Pemerintah kemudian datang mengintervensi masalah ciu. Masyarakat berharap pemerintah datang bak seorang bijaksana yang mampu memberikan solusi tengah atas masalah. Tetapi masyarakat harus kecewa karena pemerintah mengeluarkah Perda tentang pelarangan ciu. Dengan kata lain ciu harus dihapuskan, tetapi minuman beralkohol bermerk dibolehkan beredar. Akibatnya, para pengrajin terancam untuk bangkrut, korban jatuh miskin bertambah, organisasi masyarakat radikal tepuk tangan, para kapital vodka dan kawan-kawan bersorak riang.
Sejarah ciu terus tergerus di tengah perlawanan kelompok masyarakat dan pemerintah. Para pelawan seharusnya membuka pikiran tentang ciu. Mereka harus melihat para inovator-inovator yang ditelurkan oleh masyarakat Bekonang. Telur-telur itu bukan telur biasa, mereka kumpulan orang cerdas. Mereka tahu ciu ini mau dibawa ke mana. Pemerintah seharusnya mendukung mereka demi lestarinya sejarah ciu dan manfaatnya untuk kemaslahatan masyarakat.

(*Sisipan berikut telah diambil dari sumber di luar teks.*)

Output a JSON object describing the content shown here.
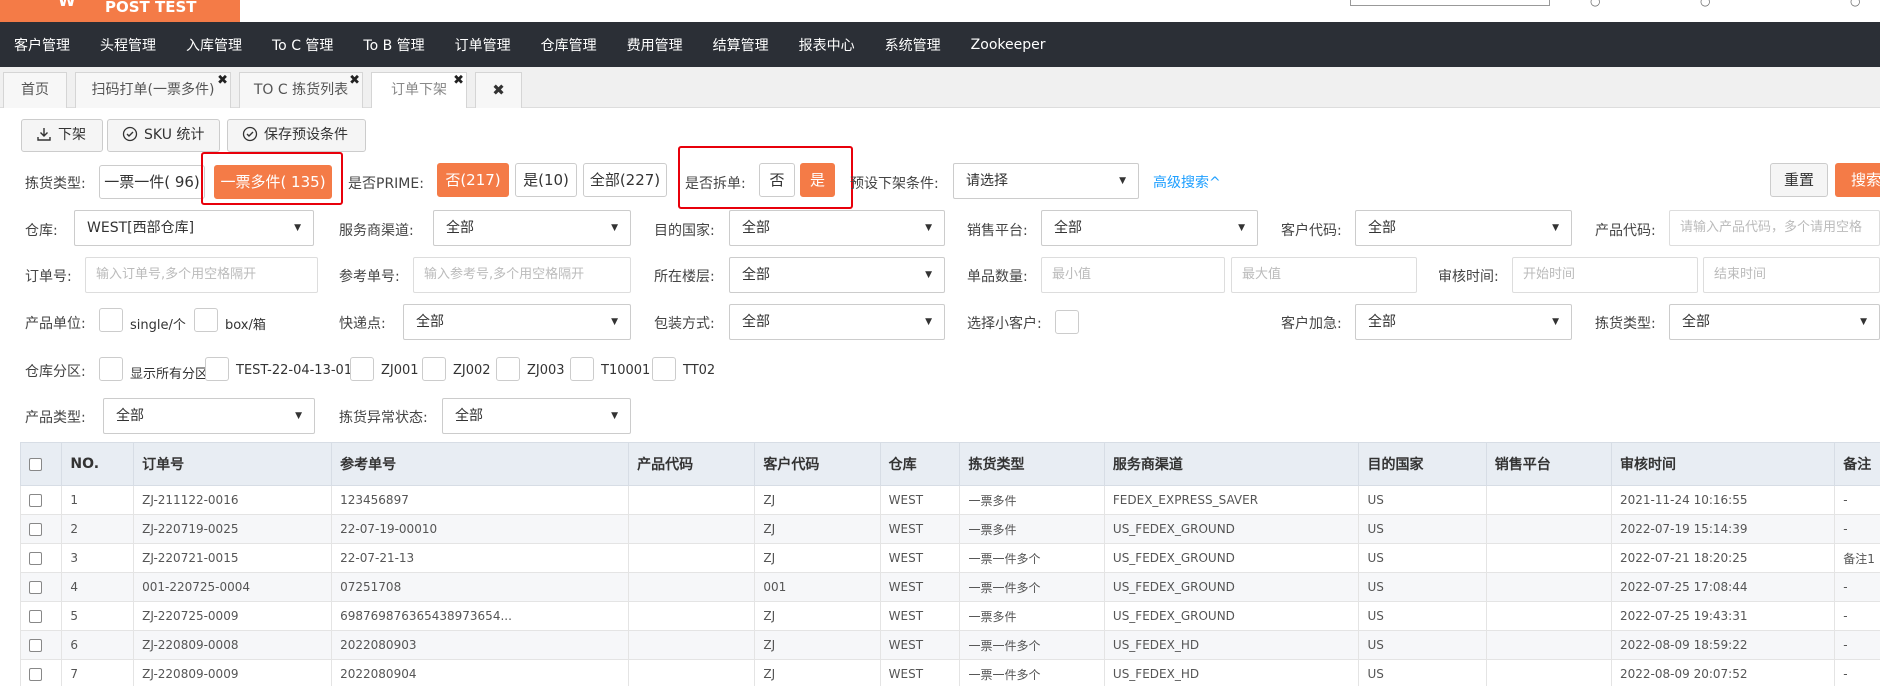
{
  "brand": {
    "logo_text": "POST TEST"
  },
  "nav": [
    "客户管理",
    "头程管理",
    "入库管理",
    "To C 管理",
    "To B 管理",
    "订单管理",
    "仓库管理",
    "费用管理",
    "结算管理",
    "报表中心",
    "系统管理",
    "Zookeeper"
  ],
  "tabs": [
    {
      "label": "首页"
    },
    {
      "label": "扫码打单(一票多件)"
    },
    {
      "label": "TO C 拣货列表"
    },
    {
      "label": "订单下架"
    }
  ],
  "toolbar": {
    "offshelf": "下架",
    "sku_stats": "SKU 统计",
    "save_preset": "保存预设条件"
  },
  "filters": {
    "pick_type_label": "拣货类型:",
    "pick_single": "一票一件( 96)",
    "pick_multi": "一票多件( 135)",
    "prime_label": "是否PRIME:",
    "prime_no": "否(217)",
    "prime_yes": "是(10)",
    "prime_all": "全部(227)",
    "split_label": "是否拆单:",
    "split_no": "否",
    "split_yes": "是",
    "preset_label": "预设下架条件:",
    "preset_value": "请选择",
    "advanced": "高级搜索^",
    "reset": "重置",
    "search": "搜索",
    "warehouse_label": "仓库:",
    "warehouse_value": "WEST[西部仓库]",
    "channel_label": "服务商渠道:",
    "channel_value": "全部",
    "dest_label": "目的国家:",
    "dest_value": "全部",
    "platform_label": "销售平台:",
    "platform_value": "全部",
    "customer_label": "客户代码:",
    "customer_value": "全部",
    "product_code_label": "产品代码:",
    "product_code_placeholder": "请输入产品代码，多个请用空格",
    "order_no_label": "订单号:",
    "order_no_placeholder": "输入订单号,多个用空格隔开",
    "ref_no_label": "参考单号:",
    "ref_no_placeholder": "输入参考号,多个用空格隔开",
    "floor_label": "所在楼层:",
    "floor_value": "全部",
    "qty_label": "单品数量:",
    "qty_min": "最小值",
    "qty_max": "最大值",
    "audit_label": "审核时间:",
    "audit_start": "开始时间",
    "audit_end": "结束时间",
    "unit_label": "产品单位:",
    "unit_single": "single/个",
    "unit_box": "box/箱",
    "express_label": "快递点:",
    "express_value": "全部",
    "pack_label": "包装方式:",
    "pack_value": "全部",
    "small_cust_label": "选择小客户:",
    "urgent_label": "客户加急:",
    "urgent_value": "全部",
    "pick_type2_label": "拣货类型:",
    "pick_type2_value": "全部",
    "zone_label": "仓库分区:",
    "zones": [
      "显示所有分区",
      "TEST-22-04-13-01",
      "ZJ001",
      "ZJ002",
      "ZJ003",
      "T10001",
      "TT02"
    ],
    "ptype_label": "产品类型:",
    "ptype_value": "全部",
    "exception_label": "拣货异常状态:",
    "exception_value": "全部"
  },
  "table": {
    "headers": [
      "NO.",
      "订单号",
      "参考单号",
      "产品代码",
      "客户代码",
      "仓库",
      "拣货类型",
      "服务商渠道",
      "目的国家",
      "销售平台",
      "审核时间",
      "备注"
    ],
    "rows": [
      [
        "1",
        "ZJ-211122-0016",
        "123456897",
        "",
        "ZJ",
        "WEST",
        "一票多件",
        "FEDEX_EXPRESS_SAVER",
        "US",
        "",
        "2021-11-24 10:16:55",
        "-"
      ],
      [
        "2",
        "ZJ-220719-0025",
        "22-07-19-00010",
        "",
        "ZJ",
        "WEST",
        "一票多件",
        "US_FEDEX_GROUND",
        "US",
        "",
        "2022-07-19 15:14:39",
        "-"
      ],
      [
        "3",
        "ZJ-220721-0015",
        "22-07-21-13",
        "",
        "ZJ",
        "WEST",
        "一票一件多个",
        "US_FEDEX_GROUND",
        "US",
        "",
        "2022-07-21 18:20:25",
        "备注1"
      ],
      [
        "4",
        "001-220725-0004",
        "07251708",
        "",
        "001",
        "WEST",
        "一票一件多个",
        "US_FEDEX_GROUND",
        "US",
        "",
        "2022-07-25 17:08:44",
        "-"
      ],
      [
        "5",
        "ZJ-220725-0009",
        "698769876365438973654...",
        "",
        "ZJ",
        "WEST",
        "一票多件",
        "US_FEDEX_GROUND",
        "US",
        "",
        "2022-07-25 19:43:31",
        "-"
      ],
      [
        "6",
        "ZJ-220809-0008",
        "2022080903",
        "",
        "ZJ",
        "WEST",
        "一票一件多个",
        "US_FEDEX_HD",
        "US",
        "",
        "2022-08-09 18:59:22",
        "-"
      ],
      [
        "7",
        "ZJ-220809-0009",
        "2022080904",
        "",
        "ZJ",
        "WEST",
        "一票一件多个",
        "US_FEDEX_HD",
        "US",
        "",
        "2022-08-09 20:07:52",
        "-"
      ]
    ]
  }
}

Aroma badeg sedikit demi sedikit hilang. Matahari semakin menjauhkan sinarnya dari Desa Bekonang. Saya yang sedang duduk berdiam di pematang sawah bersama kawan segera mengakhiri renungan. Sungguh indah matahari terbenam kala itu. Desa ini harus segera mengakhiri kehangatannya di hari sore. Para petani dengan sepedanya kembali ke desa. Begitu pula kami, kami juga pulang bersama mereka.